Fine's voice sounded like it might be trembling. Or maybe buoyant. Shakur dropped her eyes to her own feet. The udon she had overeaten still had not digested.
"You sure know a lot."
The moment the words left her mouth, Shakur realized she had made a mistake. The feelings she had meant never to let show snapped their thread and flew free.
"When you're gone next Valentine's, how the hell am I supposed to live? Birthdays, anniversaries, all of it. How am I supposed to get through any of it?"
"...So that's what you've been afraid of all this time, Shakur. I'm sorry. I didn't notice sooner."
Fine's hands wrapped around the chocolate in Shakur's own. Paper rustled against paper. If it was going to be a relationship that disappeared eventually anyway, we should have stayed apart.
"Was I at least a convenient enough lover for you?"
"I don't know whether 'convenient' is the right word.

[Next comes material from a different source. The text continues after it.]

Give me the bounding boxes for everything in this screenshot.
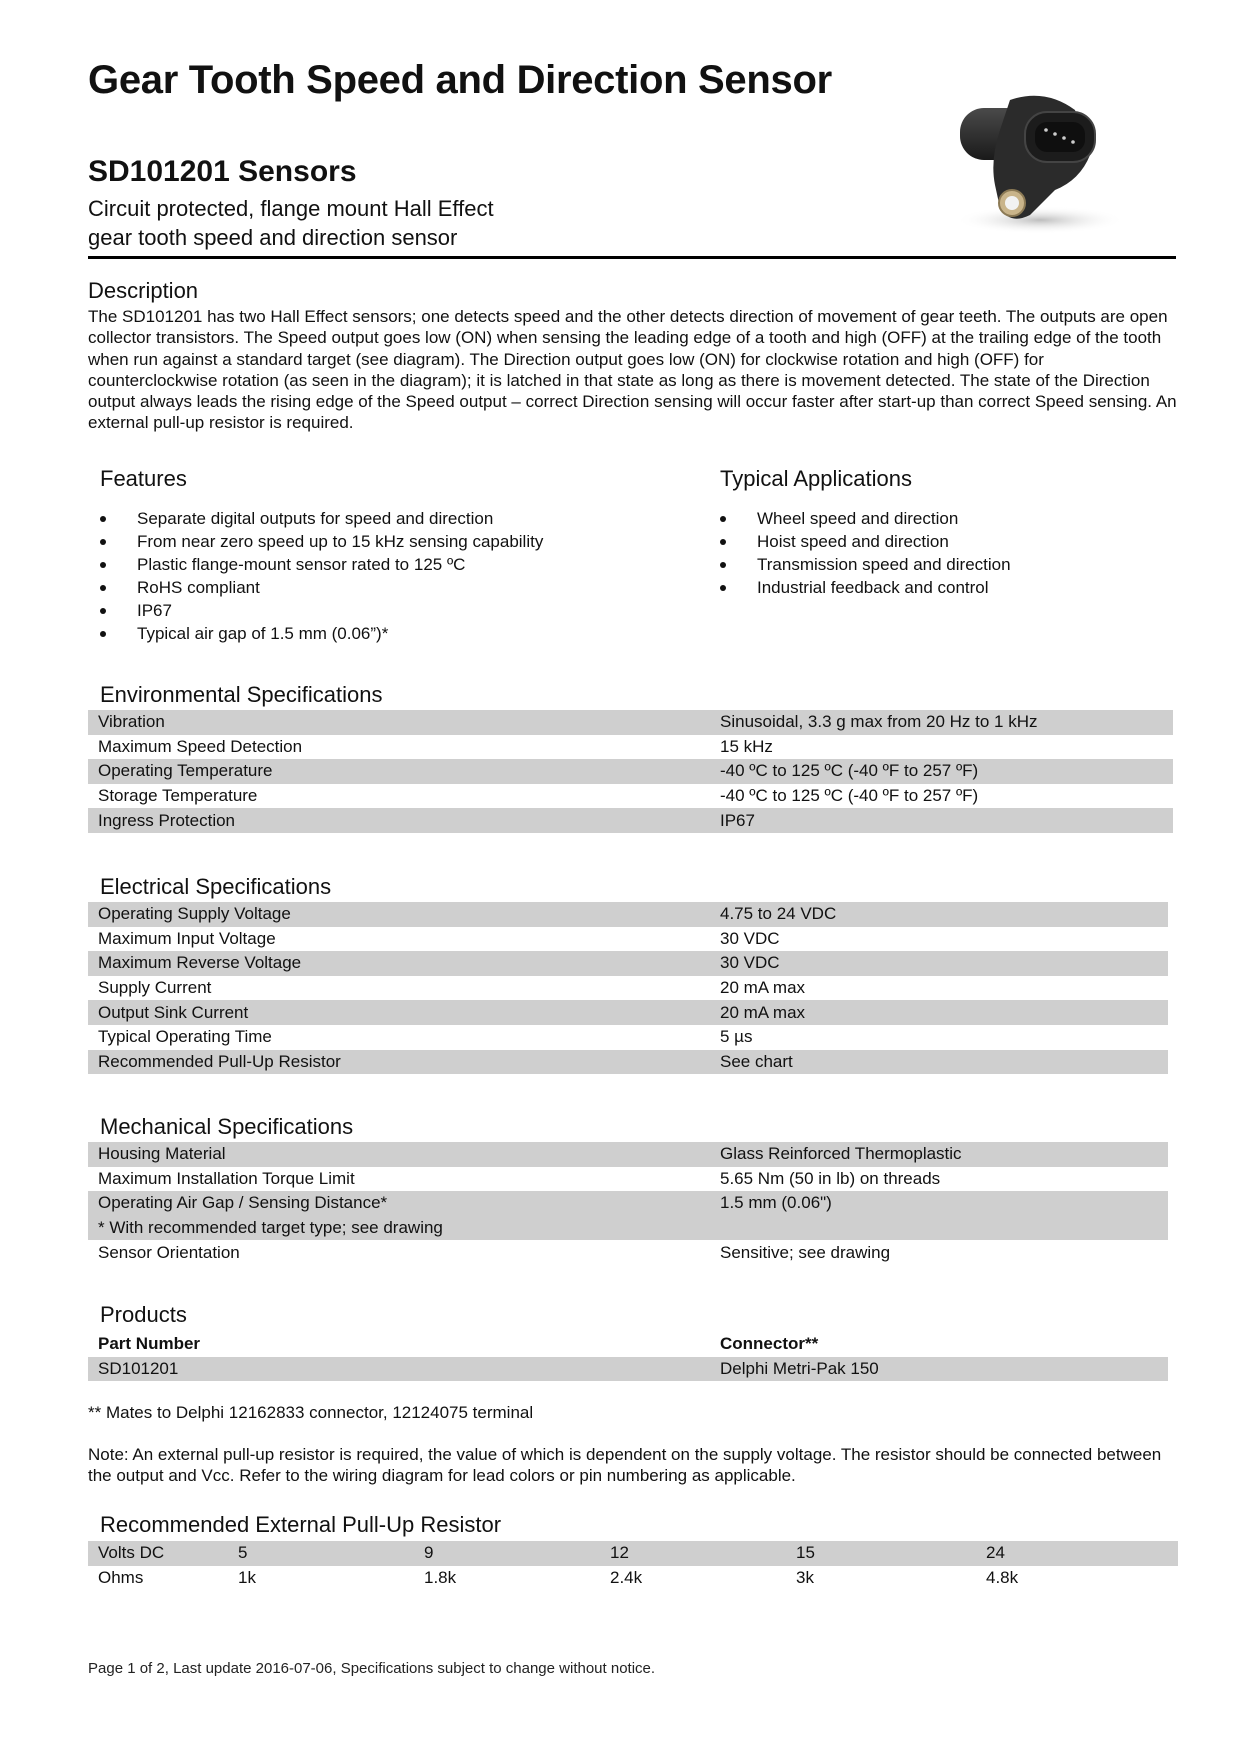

But I do wish you'd value yourself a little more, Shakur."
"...I don't get you. I don't get you at all."
From far away came the sound of a car—one of the bodyguards driving quietly through the middle of the residential district. Just a little longer. If only the two of them could remain alone together as girls in a blue, still-ignorant age, for a little while more. Even that tiny wish was probably impossible for Shakur and Fine. The height they had both gained since entering school had already reached the season when new growth begins.
"...But the real Valentine's Day is tomorrow. So we still have a little more future left."
Fine said it. They could not even hold hands. Only Fine's own hands, gripping the chocolate Shakur had given her, were chilled by the late-winter wind.
"...Hey, Fine. I, uh... ate way too much earlier."
"Hm?"
"I wanna burn another three hundred calories."
Fine's eyes, which had seemed closed like an actress's, flew open. They were bright—so bright—and trembled under the fluorescent light.
"...Okay! How many laps do you think that is?"
"Idiot. I can't run that much."
"Then I'll go get my shoes and jersey! You go change first, Shakur!"
"Ah—oi!"
Her tail, wagging happily, darted off past the dorm entrance. "Moron," Shakur muttered softly.
She had learned all of it through meeting Fine. The length of the pendulum called emotion. A lover's voice. Valentine's Day. Her own weakness, unable to lean on anyone. And the fact that, sometimes, even she had days when she ate too much.
"...Moron."
The word dissolved into the beginning of night. The pain of letting go—someday, she wanted Fine to be the one to teach it to her. No one else. You.